Improving Biodiversity in Rice Paddy Fields to Promote Land Sustainability

Dermiyati and Ainin Niswati

Abstract Rice is a staple food for many people in the world, especially in Asian countries, and rice consumption increases every year. Efforts have been made to increase rice production, leading to social, economic, and environmental impacts. Rice in paddy fields is mostly grown using conventional farming systems with high inputs of agrochemicals (inorganic fertilizers and chemical pesticides). Continuous application of agrochemicals may damage the soil and cause decreased soil productivity and biodiversity, as well as increased pest attacks and methane emissions. Therefore, organic farming systems are likely to be the best practices for promoting land sustainability. In fact, farmers in many countries have shifted their rice production management from conventional to organic. However, it is argued that, in general, organic systems are related to lower yields and lower environmental impacts while conventional systems are related to higher yields and higher environmental impacts. Although the movement from conventional to organic farming systems is believed to have positive short-term impacts by improving soil biodiversity, therefore, it will also have an impact in terms of lowering rice production volumes. The achievement of food security and food availability requires government policies to promote the use of organic fertilizers and subsidize their prices, as well as regulation to support high prices for organic products. Application of organic fertilizers and biofertilizers, and the use of crop rotation, are likely to improve soil fertility, which is related to increased biodiversity, and eventually this will contribute to higher rice production volumes in the long term.

Keywords Biodiversity in rice paddy fields • Conventional and organic farming • Soil biodiversity


Various types of organisms live in wetland rice and each of them interacts with others to form a specific food chain (Ali 1990; Roger et al. 1993). The direct or indirect effect of one organism on another will affect the community structure of the wetland rice organisms, which consist of nematodes, microcrustacea, protozoa, insect larvae, algae, mollusca, and oligochaetae (Mogi 1993). As the organisms interact with each other, their populations are also affected by environmental factors, including fertilizer and pesticide application, water management, and crop variety (Simpson et al. 1994).

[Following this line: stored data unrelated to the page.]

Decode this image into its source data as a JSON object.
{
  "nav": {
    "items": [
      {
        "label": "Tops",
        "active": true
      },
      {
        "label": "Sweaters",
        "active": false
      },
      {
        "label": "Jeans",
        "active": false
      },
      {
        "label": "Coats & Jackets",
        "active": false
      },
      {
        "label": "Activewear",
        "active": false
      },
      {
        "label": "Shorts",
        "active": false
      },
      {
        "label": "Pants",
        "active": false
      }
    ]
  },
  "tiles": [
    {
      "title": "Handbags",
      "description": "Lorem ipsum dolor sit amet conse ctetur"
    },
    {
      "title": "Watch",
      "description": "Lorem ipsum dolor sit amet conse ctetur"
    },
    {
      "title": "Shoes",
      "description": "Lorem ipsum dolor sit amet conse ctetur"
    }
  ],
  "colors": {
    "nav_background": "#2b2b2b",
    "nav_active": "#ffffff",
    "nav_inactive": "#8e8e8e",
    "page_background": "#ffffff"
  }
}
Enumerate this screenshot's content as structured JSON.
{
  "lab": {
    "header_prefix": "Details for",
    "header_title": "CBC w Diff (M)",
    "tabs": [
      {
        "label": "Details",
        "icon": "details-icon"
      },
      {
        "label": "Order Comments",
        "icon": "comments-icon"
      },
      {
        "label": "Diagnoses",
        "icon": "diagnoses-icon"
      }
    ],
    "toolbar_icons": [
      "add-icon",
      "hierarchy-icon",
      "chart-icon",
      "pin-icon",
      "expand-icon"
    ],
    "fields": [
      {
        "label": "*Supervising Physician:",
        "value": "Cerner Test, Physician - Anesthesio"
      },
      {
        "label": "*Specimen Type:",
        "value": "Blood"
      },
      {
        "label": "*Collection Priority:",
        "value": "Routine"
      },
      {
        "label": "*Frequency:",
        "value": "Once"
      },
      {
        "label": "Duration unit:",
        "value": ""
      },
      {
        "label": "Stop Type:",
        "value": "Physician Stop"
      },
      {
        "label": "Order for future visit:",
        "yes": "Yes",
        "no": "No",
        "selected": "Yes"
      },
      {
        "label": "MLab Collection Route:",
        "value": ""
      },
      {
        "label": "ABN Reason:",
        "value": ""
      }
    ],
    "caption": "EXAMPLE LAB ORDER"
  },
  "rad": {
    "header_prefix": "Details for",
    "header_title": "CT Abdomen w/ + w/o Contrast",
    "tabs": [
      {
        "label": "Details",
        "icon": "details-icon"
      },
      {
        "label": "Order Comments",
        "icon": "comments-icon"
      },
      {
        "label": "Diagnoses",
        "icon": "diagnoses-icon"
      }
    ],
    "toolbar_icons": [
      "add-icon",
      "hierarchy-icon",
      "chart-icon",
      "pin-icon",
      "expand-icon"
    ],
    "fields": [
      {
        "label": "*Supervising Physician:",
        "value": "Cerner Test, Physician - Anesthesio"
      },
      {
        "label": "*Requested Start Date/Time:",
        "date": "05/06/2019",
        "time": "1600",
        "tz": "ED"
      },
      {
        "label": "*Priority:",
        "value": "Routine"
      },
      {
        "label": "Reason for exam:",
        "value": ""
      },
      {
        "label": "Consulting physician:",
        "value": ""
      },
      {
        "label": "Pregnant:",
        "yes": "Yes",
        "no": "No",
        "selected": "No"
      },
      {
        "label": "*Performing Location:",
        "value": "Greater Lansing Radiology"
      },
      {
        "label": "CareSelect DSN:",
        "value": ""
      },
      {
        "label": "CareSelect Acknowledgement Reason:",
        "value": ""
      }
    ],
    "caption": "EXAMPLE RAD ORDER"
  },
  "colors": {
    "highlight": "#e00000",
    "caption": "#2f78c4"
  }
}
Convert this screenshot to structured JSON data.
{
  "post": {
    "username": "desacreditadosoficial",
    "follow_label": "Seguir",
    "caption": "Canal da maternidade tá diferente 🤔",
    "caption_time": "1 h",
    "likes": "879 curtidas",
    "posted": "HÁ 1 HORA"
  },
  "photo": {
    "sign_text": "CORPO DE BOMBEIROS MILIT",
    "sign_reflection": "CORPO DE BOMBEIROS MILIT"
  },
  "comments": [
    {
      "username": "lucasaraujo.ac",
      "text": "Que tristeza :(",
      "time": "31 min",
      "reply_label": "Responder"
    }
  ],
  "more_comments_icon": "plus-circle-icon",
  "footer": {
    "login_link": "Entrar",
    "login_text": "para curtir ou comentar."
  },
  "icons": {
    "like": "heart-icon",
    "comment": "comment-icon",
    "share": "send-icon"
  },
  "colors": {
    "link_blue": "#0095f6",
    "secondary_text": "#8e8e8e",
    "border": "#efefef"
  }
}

The role and potential of microorganisms and invertebrates in biodiversity and sustainability of wetland rice production has been reviewed by Roger et al. (1991). Suitable rice-producing environments are essential for wetland rice production. It is therefore important to consider microorganisms and invertebrates as well as their biodiversity in wetland rice. Sustainable rice-producing environments depend on microbial and invertebrate populations, agricultural practices, the status of germplasm collection, and developments in biotechnology.

Moreover, whilst crop intensification using agrochemicals does increase yields, on the other hand it also reduces the number of edible species traditionally harvested from ricefields, such as snails, prawns, crabs, large water bugs, fish, and frogs (Heckman 1979). Agrochemicals also cause uncontrolled growth of single species that might, directly or indirectly, have detrimental effects, such as the outbreak of pests (Heinrichs 1988). In addition, fertilityor health-related aspects of ecosystems may be affected by other organisms, such as: (1) blooms of unicellular algae (observed after fertilizer application, which causes nitrogen losses by volatilization);

(2) proliferation of ostracods and chironomid larvae (observed after insecticide application, which inhibits the development of efficient nitrogen-fixing blue-green cyanobacterial blooms); and (3) proliferation of snails or mosquito larvae (observed after insecticide application, which causes vector-borne diseases) (Roger and Kurihara 1988).

Nowadays, rice is generally cultivated in two forms: conventional and organic. In Indonesia, however, some farmers choose to follow a middle course, known as “semi-organic.” Many reports suggest that organic agriculture is more efficient, and also effective in reducing water and soil pollution (Erhart and Hartl 2009), greenhouse gas emissions (Lumbaraja et al. 1998), and risks to human health (Mader et al. 2002), as well as increasing energy efficiency (Mansoori et al. 2012). Research was conducted in Iran on the relative energy efficiency and economic benefits of organic versus conventional rice production. The organic farms performed better than conventional rice production systems in terms of all energy efficiency indexes, as well as cost-to-benefit ratios and gross and net returns, while total costs of production were also lower (Mansoori et al. 2012). Previously, Lumbaraja et al. (1998) had studied methane emissions from Indonesian rice fields in several locations in Sumatra and Bali. They found that methane emissions in rain-fed conditions were 27–37 % lower than in continuously flooded conditions. In separate research, it was noted that paddy fields contribute about 10 % of all global methane emissions (Oyewole 2012).

This chapter considers the sustainability of rice production when shifting from conventional to organic farming systems according to Indonesian experiences. It focuses especially on paddy fields containing microbial and invertebrate populations.